Collecting Fishes for a Biodiversity Workshop in Singapore




PC and Bill Ludt in Singapore
From October 15th to November 2nd last year my PhD student Bill Ludt and I traveled to be part of the Singapore Jahore Strait Marine Biodiversity Workshop. I had traveled to Singapore in 2007 to collect but mainly spent all my time at markets where I purchased fish that were being sold. (Market collecting can barely be considered fieldwork, the fish are brought to you after all; however, it is an excellent way to get a lot of diversity quickly and cheaply.) In my previous trip to Singapore I had assumed that this tiny island nation was essentially a giant city with little wildlife or remaining forest. That is why I was pleasantly surprised when I discovered that the workshop would take place on Pulau Ubin, a small island off the northern coast of “mainland” Singapore. Pulau Ubin is almost completely forested except for a few residents, bike paths for ecotourists, and an OBS (Outward Bound School) camp where we stayed most of the time.  The island is only 10sq km (about an 1/6 the size of Manhattan) but it is so densely forested that it sustains a large wild boar population that we saw frequently.
Fig 1: Anchovy, Coilia
This small island is also the location of the last reported tiger sighting (in the 1980s) on Singapore. (A tiger was famously shot under the Long Bar at the Raffles Hotel in 1902, that bar is also the birthplace of the notorious cocktail, the Singapore Sling.) We also saw wild otters a myriad of colorful birds (including an elusive Great Billed Heron), and of course, lots of cool fish. However, unlike my last Singapore trip we collected most of these fish ourselves and ended up collecting nearly 2,000 specimens from 250 species. We collected mostly using 15’ beach seines, but also using dipnets in mangroves, gillnets, and via trawls on a small ocean research vessel.
Fig 2. Stonefish
            This was a different experience than my previous collecting trips. I was invited to collect as the “fish expert” along with international experts in other groups including, bryozoans, anemones, isopods, copepods, etc. In all there were about 20 invited zoologists and dozens of local scientists and volunteers from the Raffles Museum and other local institutions. Each day we would sign up for one of three or four field trips to various parts of the island or mainland. Then we would go on a well-organized trip to that locality and collect alongside other experts for several hours before being returned to the lab at the OBS camp to sort, ID, photograph, tag and tissue the specimens. Bill and I would not only deal with the samples that we collected but also fishes that others collected for us. In the end we ended up having specimens from over 60 field sites in the nearly three weeks we were there.
            The OBS camp was an interesting place.
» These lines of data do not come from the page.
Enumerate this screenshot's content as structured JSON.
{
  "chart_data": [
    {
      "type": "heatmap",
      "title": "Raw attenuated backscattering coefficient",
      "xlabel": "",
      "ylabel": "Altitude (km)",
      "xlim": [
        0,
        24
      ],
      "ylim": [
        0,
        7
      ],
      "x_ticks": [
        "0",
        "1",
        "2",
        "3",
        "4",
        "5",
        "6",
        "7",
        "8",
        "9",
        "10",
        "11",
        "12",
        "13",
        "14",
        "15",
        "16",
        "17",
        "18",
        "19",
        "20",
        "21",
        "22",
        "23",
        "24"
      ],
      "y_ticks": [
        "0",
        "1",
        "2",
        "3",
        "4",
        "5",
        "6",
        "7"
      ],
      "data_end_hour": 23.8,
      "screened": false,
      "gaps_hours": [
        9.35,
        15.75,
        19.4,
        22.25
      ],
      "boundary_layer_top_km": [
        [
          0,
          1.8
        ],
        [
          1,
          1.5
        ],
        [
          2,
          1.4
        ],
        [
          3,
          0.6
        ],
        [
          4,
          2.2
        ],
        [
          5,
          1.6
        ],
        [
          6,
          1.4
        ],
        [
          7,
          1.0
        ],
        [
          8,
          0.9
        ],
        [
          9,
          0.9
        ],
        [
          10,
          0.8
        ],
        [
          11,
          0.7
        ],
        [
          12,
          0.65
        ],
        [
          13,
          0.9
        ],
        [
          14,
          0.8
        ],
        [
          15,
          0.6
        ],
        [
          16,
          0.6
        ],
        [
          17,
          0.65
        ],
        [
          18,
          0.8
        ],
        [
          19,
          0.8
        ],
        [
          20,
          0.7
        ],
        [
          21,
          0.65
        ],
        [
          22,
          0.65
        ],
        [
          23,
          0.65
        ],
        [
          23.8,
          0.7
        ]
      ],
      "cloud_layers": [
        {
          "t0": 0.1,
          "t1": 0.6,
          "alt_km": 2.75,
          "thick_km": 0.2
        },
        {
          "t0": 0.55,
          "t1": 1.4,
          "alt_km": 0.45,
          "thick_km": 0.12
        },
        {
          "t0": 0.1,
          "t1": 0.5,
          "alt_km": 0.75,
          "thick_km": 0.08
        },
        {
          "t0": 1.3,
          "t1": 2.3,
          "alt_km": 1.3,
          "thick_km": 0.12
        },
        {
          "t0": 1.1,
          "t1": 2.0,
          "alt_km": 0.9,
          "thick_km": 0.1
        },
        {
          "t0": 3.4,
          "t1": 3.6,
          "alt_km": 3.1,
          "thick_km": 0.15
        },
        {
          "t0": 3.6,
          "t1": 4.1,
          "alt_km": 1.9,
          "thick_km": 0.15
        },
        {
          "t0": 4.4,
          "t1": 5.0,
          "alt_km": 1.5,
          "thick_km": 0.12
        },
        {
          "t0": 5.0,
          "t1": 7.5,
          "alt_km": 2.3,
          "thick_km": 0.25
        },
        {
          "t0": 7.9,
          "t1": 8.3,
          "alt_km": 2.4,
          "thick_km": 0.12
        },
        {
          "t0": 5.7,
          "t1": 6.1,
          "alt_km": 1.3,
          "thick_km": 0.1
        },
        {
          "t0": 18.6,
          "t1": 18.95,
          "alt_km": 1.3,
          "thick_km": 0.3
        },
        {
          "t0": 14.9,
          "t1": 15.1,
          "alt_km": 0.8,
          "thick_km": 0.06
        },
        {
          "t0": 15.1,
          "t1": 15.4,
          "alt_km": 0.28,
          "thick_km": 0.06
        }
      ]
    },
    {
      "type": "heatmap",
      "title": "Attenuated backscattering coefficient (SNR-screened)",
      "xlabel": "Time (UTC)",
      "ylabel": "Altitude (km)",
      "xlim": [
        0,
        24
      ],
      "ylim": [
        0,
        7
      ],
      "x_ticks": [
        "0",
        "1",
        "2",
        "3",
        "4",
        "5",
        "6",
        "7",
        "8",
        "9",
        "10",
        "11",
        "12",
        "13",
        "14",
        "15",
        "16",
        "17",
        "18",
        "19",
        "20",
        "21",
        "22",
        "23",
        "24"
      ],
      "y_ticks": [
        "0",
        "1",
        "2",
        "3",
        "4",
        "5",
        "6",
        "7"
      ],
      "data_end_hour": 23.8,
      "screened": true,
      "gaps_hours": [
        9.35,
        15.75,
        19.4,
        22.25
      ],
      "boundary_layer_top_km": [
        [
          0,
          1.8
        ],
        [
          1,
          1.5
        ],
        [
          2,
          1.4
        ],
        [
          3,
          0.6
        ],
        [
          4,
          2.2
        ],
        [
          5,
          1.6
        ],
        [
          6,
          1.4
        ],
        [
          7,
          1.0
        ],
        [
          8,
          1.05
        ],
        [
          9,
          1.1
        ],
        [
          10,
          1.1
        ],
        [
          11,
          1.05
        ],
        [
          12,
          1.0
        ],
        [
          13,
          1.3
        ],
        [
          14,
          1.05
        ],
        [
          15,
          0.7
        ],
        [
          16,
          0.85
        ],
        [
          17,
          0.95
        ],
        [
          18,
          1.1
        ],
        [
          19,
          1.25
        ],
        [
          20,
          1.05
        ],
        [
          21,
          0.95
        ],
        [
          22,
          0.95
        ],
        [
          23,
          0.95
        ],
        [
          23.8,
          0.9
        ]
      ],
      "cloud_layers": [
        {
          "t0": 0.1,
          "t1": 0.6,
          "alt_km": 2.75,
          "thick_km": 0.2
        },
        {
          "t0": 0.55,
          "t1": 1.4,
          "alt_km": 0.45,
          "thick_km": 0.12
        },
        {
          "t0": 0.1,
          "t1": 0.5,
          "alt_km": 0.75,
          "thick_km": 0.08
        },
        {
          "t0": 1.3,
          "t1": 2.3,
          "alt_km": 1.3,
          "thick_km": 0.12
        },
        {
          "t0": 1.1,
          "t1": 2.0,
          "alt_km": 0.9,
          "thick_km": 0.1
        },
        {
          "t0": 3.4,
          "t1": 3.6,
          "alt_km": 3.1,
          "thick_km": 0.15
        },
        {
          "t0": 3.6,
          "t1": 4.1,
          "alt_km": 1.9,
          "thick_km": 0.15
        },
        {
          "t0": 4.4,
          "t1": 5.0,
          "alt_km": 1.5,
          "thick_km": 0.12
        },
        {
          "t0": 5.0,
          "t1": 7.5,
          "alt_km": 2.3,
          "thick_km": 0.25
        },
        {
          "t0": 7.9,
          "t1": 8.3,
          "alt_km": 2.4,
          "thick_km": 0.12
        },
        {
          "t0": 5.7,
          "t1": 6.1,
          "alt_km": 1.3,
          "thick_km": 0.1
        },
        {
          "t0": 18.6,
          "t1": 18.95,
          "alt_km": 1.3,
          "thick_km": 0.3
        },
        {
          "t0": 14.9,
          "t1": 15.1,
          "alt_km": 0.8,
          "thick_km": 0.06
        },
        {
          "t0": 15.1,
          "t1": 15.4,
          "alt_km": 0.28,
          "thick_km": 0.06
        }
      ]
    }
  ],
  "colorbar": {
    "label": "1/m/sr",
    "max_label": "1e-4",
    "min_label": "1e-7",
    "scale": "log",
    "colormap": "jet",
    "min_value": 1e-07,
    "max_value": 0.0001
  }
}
Breakfast, lunch and dinner were served there in a regular schedule and in a regular pattern that we quickly grew tired of. The food wasn’t awful but we knew that just over the Serangoon Harbor there was the most delicious food in the world. Mainland Singapore has its own unique cuisine but also serves food from all over Asia. Bill and I savored each Roti Chennai, Chai Tea, and Chili Crab that we could get our hands on.
Fig 3
            In the end the trip was a wonderful success. We collected many species that were new to our LSU collections and that are rare in collections outside of Asia. Among the highlights is a specimen of Coilia, a bioluminescent anchovy (Fig1), a highly venomous and dangerous stonefish (Fig2) and several species of archerfishes (Fig3). The archerfish samples were particularly important. These fish hang out near the surface of the water and spit out a small squirt of water at leaves above them to make insects attached to those leaves fall into the water below. The fish then eat those insects. This unique behavior would make you think they are closely tied to the land but they have a rather wide distribution across several continents. My former labmate at the University of Michigan, Heok Hee Ng, who now works in Singapore and I will be working up the phylogeny of this group in the future.
            Besides establishing this collaboration and meeting many international experts this was also Bill’s first international field trip. He did an excellent job and he and I will be collecting again in Japan this summer. We can only hope that these future trips will be equally successful.